Selasa, 28 April 2015

Cukup Berada di Sisinya

Aku pernah lupa bagaimana cara membuka hati untuk orang lain sebelum bertemu kamu. Saat itu aku sedang asyik merajut benang-benang kesedihan yang aku jadikan syal untuk membelit leherku sendiri ketika kau memandangiku dari sebuah ruangan yang suasananya tenang.

Aku melirikmu, lalu mengabaikanmu.

Aku pernah lupa bagaimana rasanya jatuh cinta sebelum memandang senyummu. Saat itu aku sedang membuat secangkir teh tanpa gula yang aromanya menarikan keresahanku ketika kau memperhatikanku dari tempat duduk yang berada di samping tempat aku membuat teh itu.

Aku melirikmu, menghembuskan napas, lalu mengabaikanmu.

Hingga suatu malam, kau terbangkan kunang-kunang ke dekat tempat aku biasa duduk. Aku memeluk tas selempangku dan memandang arah keluar pintu. Kau tersenyum dan menunju ke pintu, lalu berjalan masuk ruangan. Kau duduk di sampingku lalu kita bercerita tentang mengapa kunang-kunang yang kau berikan untukku.

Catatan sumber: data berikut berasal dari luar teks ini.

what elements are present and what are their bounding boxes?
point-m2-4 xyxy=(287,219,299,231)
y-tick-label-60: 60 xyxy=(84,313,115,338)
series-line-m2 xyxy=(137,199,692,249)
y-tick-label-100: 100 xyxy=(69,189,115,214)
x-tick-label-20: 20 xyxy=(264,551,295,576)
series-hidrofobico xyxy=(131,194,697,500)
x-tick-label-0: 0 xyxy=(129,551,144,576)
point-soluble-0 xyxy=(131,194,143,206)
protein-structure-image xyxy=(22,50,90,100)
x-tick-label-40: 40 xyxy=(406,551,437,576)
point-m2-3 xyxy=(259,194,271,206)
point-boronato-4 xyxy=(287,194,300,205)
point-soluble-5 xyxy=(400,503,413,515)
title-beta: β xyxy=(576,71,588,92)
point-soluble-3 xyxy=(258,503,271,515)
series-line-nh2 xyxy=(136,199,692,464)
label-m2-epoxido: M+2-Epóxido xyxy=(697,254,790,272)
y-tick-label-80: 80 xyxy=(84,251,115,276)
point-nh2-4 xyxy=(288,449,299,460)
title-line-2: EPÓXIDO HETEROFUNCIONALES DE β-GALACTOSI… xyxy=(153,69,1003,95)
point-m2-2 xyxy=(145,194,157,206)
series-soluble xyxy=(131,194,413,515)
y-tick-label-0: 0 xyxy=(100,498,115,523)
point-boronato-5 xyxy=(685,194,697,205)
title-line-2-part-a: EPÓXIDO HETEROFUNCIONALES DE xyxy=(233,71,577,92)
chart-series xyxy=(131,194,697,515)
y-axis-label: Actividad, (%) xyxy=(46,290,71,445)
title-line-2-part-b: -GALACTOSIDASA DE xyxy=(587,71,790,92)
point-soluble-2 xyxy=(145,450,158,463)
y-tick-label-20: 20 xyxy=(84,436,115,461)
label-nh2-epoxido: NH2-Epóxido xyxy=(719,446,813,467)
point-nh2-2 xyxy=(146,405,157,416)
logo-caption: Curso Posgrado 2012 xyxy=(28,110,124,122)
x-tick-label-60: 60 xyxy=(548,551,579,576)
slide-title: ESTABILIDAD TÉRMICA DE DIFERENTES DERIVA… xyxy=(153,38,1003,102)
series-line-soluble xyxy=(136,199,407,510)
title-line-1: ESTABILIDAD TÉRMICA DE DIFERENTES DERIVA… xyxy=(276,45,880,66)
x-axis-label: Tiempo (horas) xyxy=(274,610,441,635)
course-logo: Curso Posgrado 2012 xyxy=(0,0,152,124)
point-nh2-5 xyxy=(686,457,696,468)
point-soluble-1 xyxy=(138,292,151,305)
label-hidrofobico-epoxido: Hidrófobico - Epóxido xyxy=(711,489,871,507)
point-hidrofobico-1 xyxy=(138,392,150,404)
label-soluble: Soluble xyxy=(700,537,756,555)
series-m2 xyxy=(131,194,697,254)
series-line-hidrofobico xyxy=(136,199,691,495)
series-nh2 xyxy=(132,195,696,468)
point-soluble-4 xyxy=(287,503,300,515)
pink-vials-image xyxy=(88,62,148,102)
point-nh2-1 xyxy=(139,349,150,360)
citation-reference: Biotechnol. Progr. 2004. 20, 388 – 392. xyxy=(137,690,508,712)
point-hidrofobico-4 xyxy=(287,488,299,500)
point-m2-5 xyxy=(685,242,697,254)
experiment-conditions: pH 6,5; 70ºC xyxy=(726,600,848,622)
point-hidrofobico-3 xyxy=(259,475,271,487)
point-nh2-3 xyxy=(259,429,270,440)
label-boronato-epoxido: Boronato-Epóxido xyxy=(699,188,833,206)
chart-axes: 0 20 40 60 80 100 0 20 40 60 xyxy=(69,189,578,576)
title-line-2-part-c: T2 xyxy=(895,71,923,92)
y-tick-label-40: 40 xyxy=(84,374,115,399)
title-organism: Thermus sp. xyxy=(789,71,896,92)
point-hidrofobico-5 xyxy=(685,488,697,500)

Aku melirikmu, memperhatikan binar dari balik lentik bulu matamu. Kemudian semuanya terasa cukup bagiku. Cukup untuk berada di sampingmu. Cukup untuk mensyukuri kehadiranmu.

Tak peduli apa yang menyakitimu, tenanglah... Sebab ada saatnya bahwa kehadiran dirinya sudah cukup dan kau merasa tak butuh apa-apa selain berada di sisinya.